La production française de pommes a enregistré une baisse de 13 % sur un an, et de 12 % par rapport à la moyenne allant de 2016 à 2020, selon les estimations du 1er novembre dernier. Ce repli a entraîné la chute des stocks : à la fin de février 2021, ils étaient inférieurs de 23 % à ceux de l’année précédente, a relevé Agreste, le service de la statistique du ministère de l’Agriculture, dans sa note d’Infos rapides diffusée le 22 mars 2021.

À l’inverse, les stocks de poires à la fin de février 2021 sont nettement supérieurs à ceux de 2020 à la même date (2,5 fois plus), ainsi qu’à la moyenne de 2016 à 2020. « Ce niveau de stocks est le reflet du fort rebond de la production sur un an, estimée à +17 % au 1er novembre 2020, rejoignant le niveau de celle de 2015, après quatre années de faibles récoltes », explique Agreste.

Les prix restent soutenus

Sur les sept premiers mois de la campagne de 2020-2021 (d’août 2020 à février 2021), les cours moyens des pommes sont soutenus sous l’effet de la diminution de la production française.

Les cours des pommes de la campagne de 2020-2021 sont nettement supérieurs à ceux des années précédentes, soutenus par la récolte limitée. © Agreste

Du début de la campagne de 2020-2021 à octobre 2020, les cours de la poire diminuent, avant de se ressaisir sous l’effet d’une commercialisation dynamique. En février 2021, les prix sont fermes, grâce à un écoulement des stocks fluide et en nette hausse en début d’année.

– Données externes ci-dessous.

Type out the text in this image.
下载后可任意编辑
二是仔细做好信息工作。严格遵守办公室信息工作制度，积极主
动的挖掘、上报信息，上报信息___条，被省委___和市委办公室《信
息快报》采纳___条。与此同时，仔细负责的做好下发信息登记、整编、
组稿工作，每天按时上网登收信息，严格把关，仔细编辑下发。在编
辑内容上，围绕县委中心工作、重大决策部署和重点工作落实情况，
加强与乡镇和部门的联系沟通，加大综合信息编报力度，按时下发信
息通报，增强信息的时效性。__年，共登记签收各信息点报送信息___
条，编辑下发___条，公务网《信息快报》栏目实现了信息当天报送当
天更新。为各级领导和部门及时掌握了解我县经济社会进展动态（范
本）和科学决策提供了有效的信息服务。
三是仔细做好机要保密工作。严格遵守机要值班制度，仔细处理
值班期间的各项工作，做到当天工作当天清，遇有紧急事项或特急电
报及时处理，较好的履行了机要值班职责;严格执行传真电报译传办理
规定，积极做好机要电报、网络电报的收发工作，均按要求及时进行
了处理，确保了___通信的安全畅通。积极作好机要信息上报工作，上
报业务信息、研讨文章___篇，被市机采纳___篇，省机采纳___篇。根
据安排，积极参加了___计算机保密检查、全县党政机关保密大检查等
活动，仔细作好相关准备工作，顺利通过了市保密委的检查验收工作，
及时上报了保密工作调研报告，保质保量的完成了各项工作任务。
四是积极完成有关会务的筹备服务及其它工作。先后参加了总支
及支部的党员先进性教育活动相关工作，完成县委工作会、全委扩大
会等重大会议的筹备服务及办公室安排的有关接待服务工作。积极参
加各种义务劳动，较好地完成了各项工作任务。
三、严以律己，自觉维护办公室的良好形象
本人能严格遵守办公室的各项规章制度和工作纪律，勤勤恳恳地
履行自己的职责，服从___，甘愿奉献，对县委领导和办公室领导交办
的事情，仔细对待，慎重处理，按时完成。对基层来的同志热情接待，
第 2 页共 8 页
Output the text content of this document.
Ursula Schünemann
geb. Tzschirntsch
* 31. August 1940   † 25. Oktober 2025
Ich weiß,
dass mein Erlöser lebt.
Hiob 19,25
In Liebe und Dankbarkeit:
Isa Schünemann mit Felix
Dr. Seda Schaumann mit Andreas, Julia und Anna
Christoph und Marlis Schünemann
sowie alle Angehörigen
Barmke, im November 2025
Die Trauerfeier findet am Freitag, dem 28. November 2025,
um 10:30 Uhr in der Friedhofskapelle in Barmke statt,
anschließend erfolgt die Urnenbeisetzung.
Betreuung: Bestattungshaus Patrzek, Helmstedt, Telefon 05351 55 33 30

Les cours de la poire se sont raffermis à partir de novembre 2020, après un début de saison inférieur à ceux de l’année précédente. © Agreste

Les exportations vers l’Union européenne sont dynamiques

« Sur la période d’août 2020 à janvier 2021, les volumes de pommes françaises exportées au sein de l’Union européenne se redressent sur un an (+6 %) mais ne retrouvent pas le niveau moyen 2015-2019 (–21 %), constate Agreste. À l’inverse, les volumes exportés fléchissent vers les pays tiers (–17 % sur un an), impactés par le boycott des pommes françaises au Moyen-Orient. Ils restent inférieurs de 28 % à leur niveau moyen sur cinq ans. »

Les exportations de poires sont, quant à elles, très dynamiques : sur les sept premiers mois de campagne (de juillet 2020 à janvier 2021), les volumes exportés doublent presque sur un an. Ils restent toutefois légèrement inférieurs à leur niveau moyen sur cinq ans (–4 %).